Why was it important for Peano arithmetic to prove ITS OWN consistency? A paraphrase of Gödel's Second Incompleteness Theorem into non-technical language states that, if a formal system is powerful enough to express Peano arithmetic, that system is unable to prove its own consistency.
This result is often - though not universally - taken to be the final nail in the coffin of  attempts to prove that arithematic is consistent. What I don't fully understand is: Why did the proof of consistency have to be made from within arithmetic? I think I have an inkling of the reason. Perhaps it has to do with fact that, if the consistency of arithmetic was proved within another system, the consistency of that system would also have to be proved, potentially leading to an infinite regress? But I can't quite answer my own objection: Could we not prove the consistency of arithmetic from a simpler formal system, the proof of the consistency of which might be more straightforward? Is there some result which states that, if one can prove the consistency of formal system $A$ from within formal system $B$, then $B$ must be at least as powerful as $A$?

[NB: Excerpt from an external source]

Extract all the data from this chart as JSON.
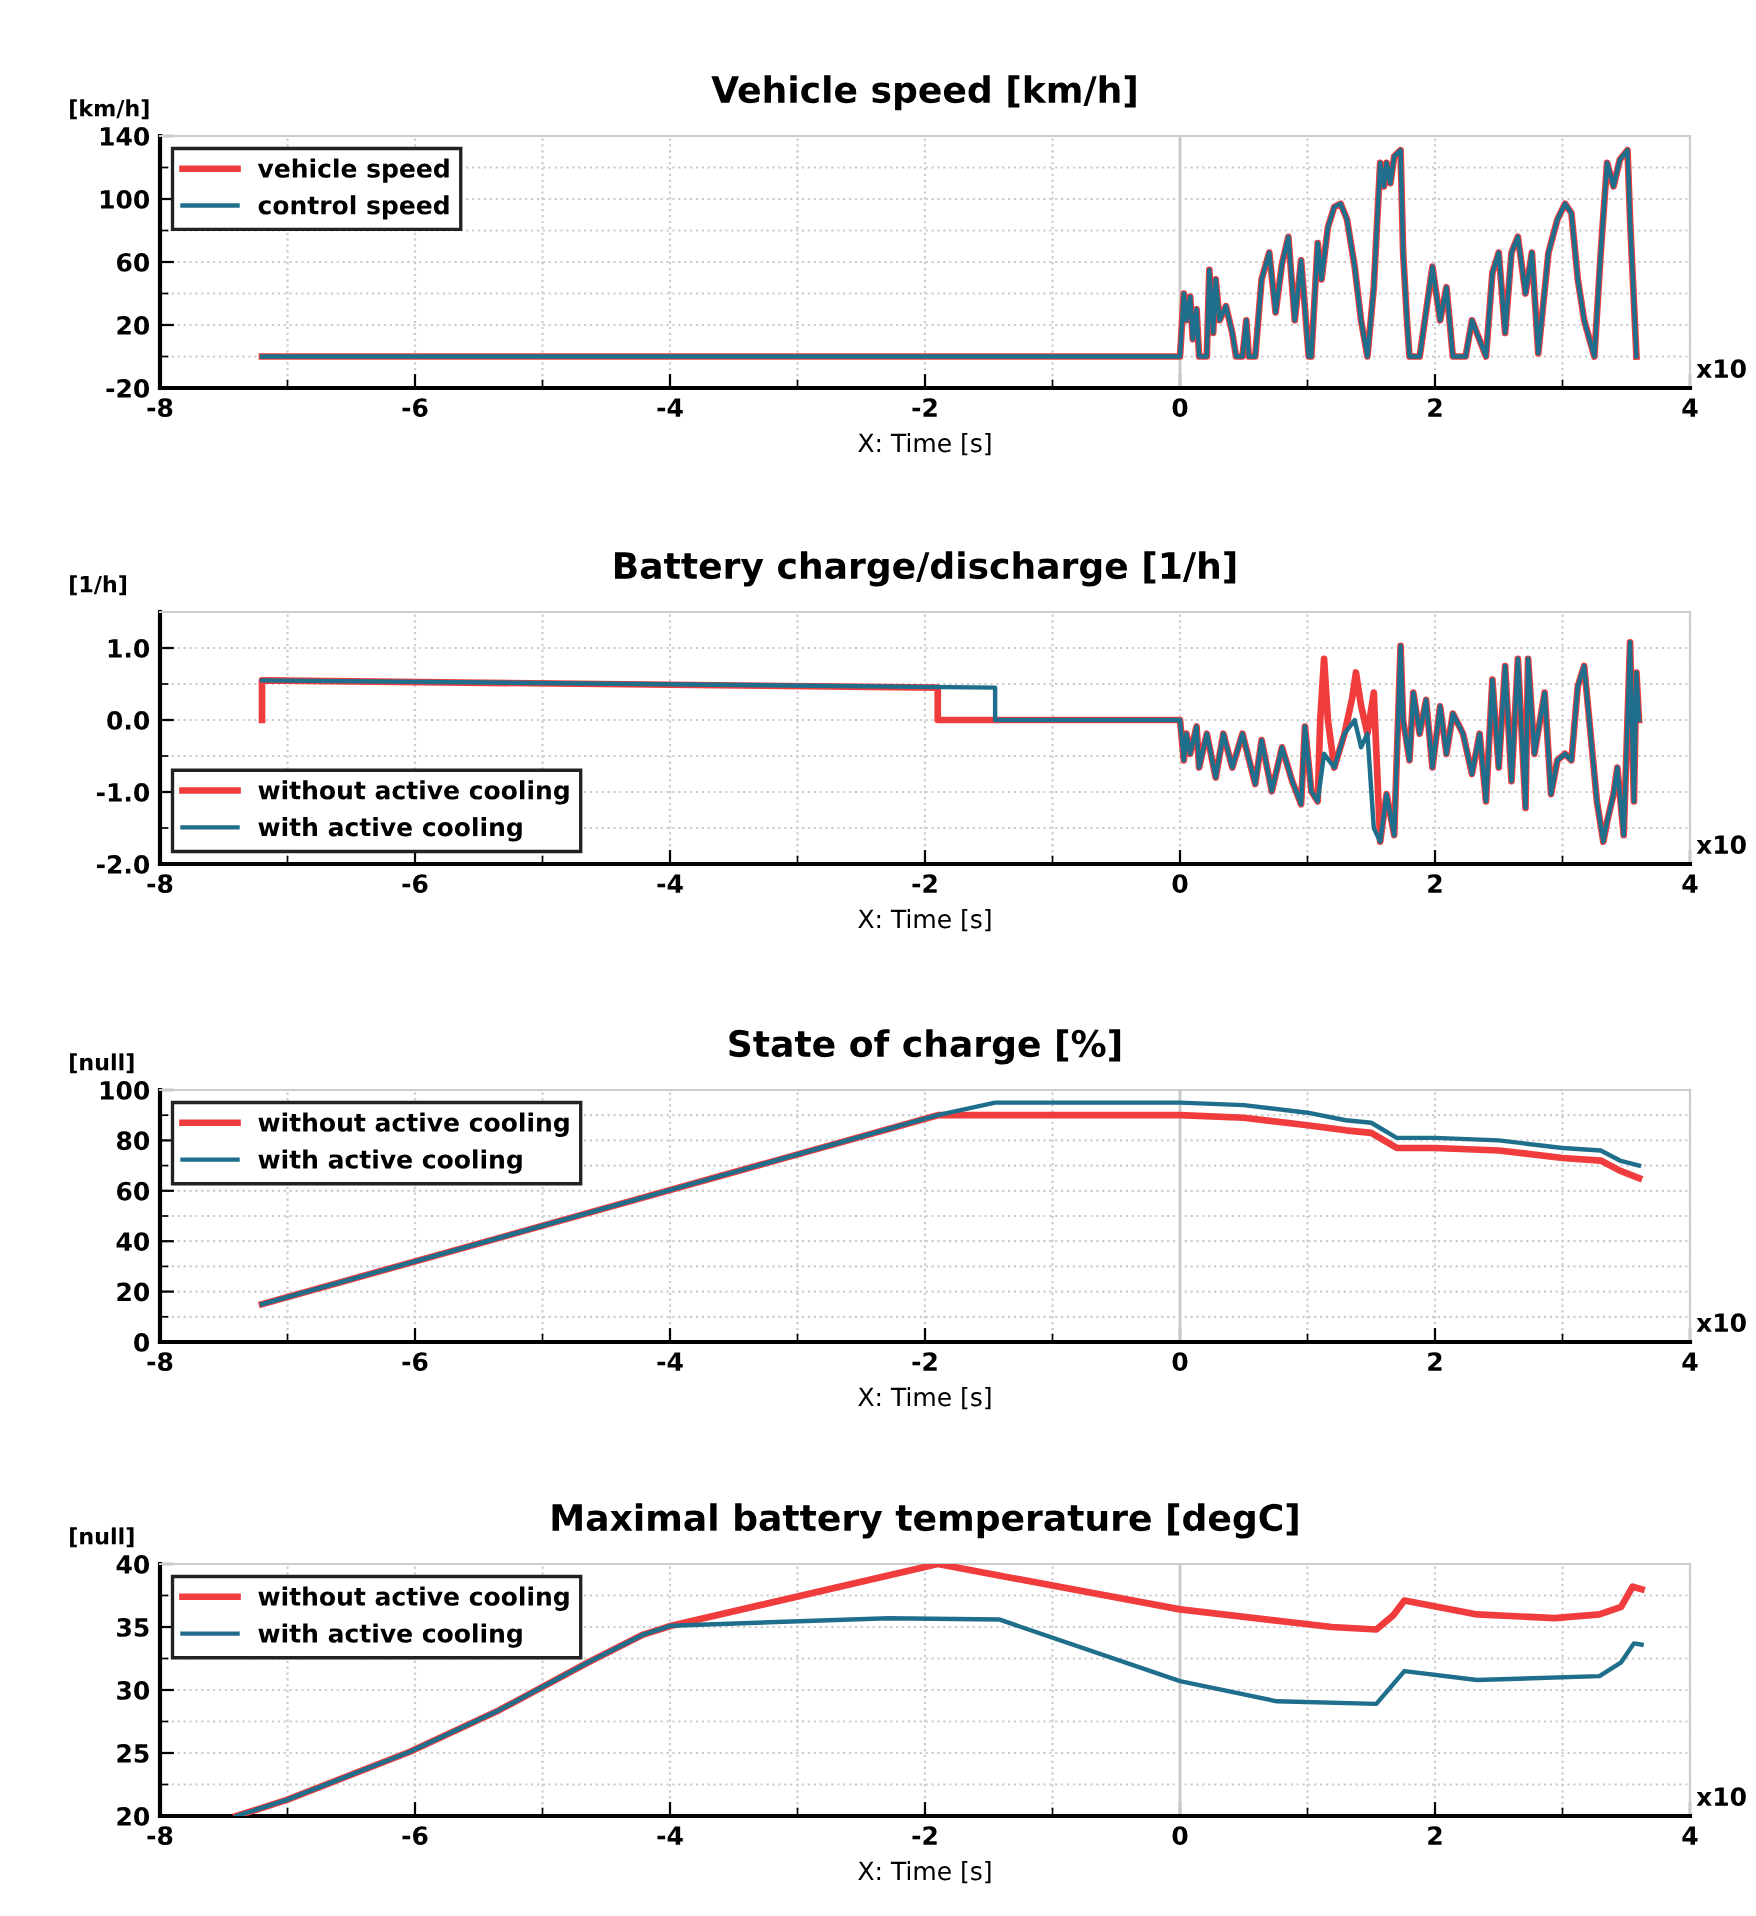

 A: Perhaps the most succinct answer is given by Hilbert in his article Über das Unendliche (On the Infinite):

There is just one condition, albeit an absolutely necessary one,
connected with the method of ideal elements. That condition is a proof
of consistency, for the extension of a domain by the addition of ideal
elements is legitimate only if the extension does not cause
contradictions to appear in the old, narrower domain, or, in other
words, only if the relations that obtain among the old structures when
the ideal structures are deleted are always valid in the old domain.
[Philosophy of Mathematics: Selected Readings edited by P.
Benacerraf and H. Putnam, 2nd edition, Cambridge University Press,
1983, p. 199]

Demonstration of self-consistency, together with completeness, is an indispensable requirement of Hilbert's programme on the whole of mathematics. Indeed, the fundamental roles of these two notions reasonably follow from his formalist vision of mathematics, that is, to put the point overly simply, an architecture that would describe mathematical objects and relations in their utmost generality, hence, in ideally abstract fashion.
Since the envisioned formal system would be bereft of any objects and relations that endow mathematical symbolism with meaning, thus traditionally serves as a guiding content against fallacies and defects, the system itself has to guide itself abiding by metamathematical principles and values. Gödel's incompleteness theorems show that both pillars of Hilbert's programme are unrealisable.
Of course, this could be an end to Hilbert's programme, but it is an important research topic to see to what extent a formal system accomplish within itself.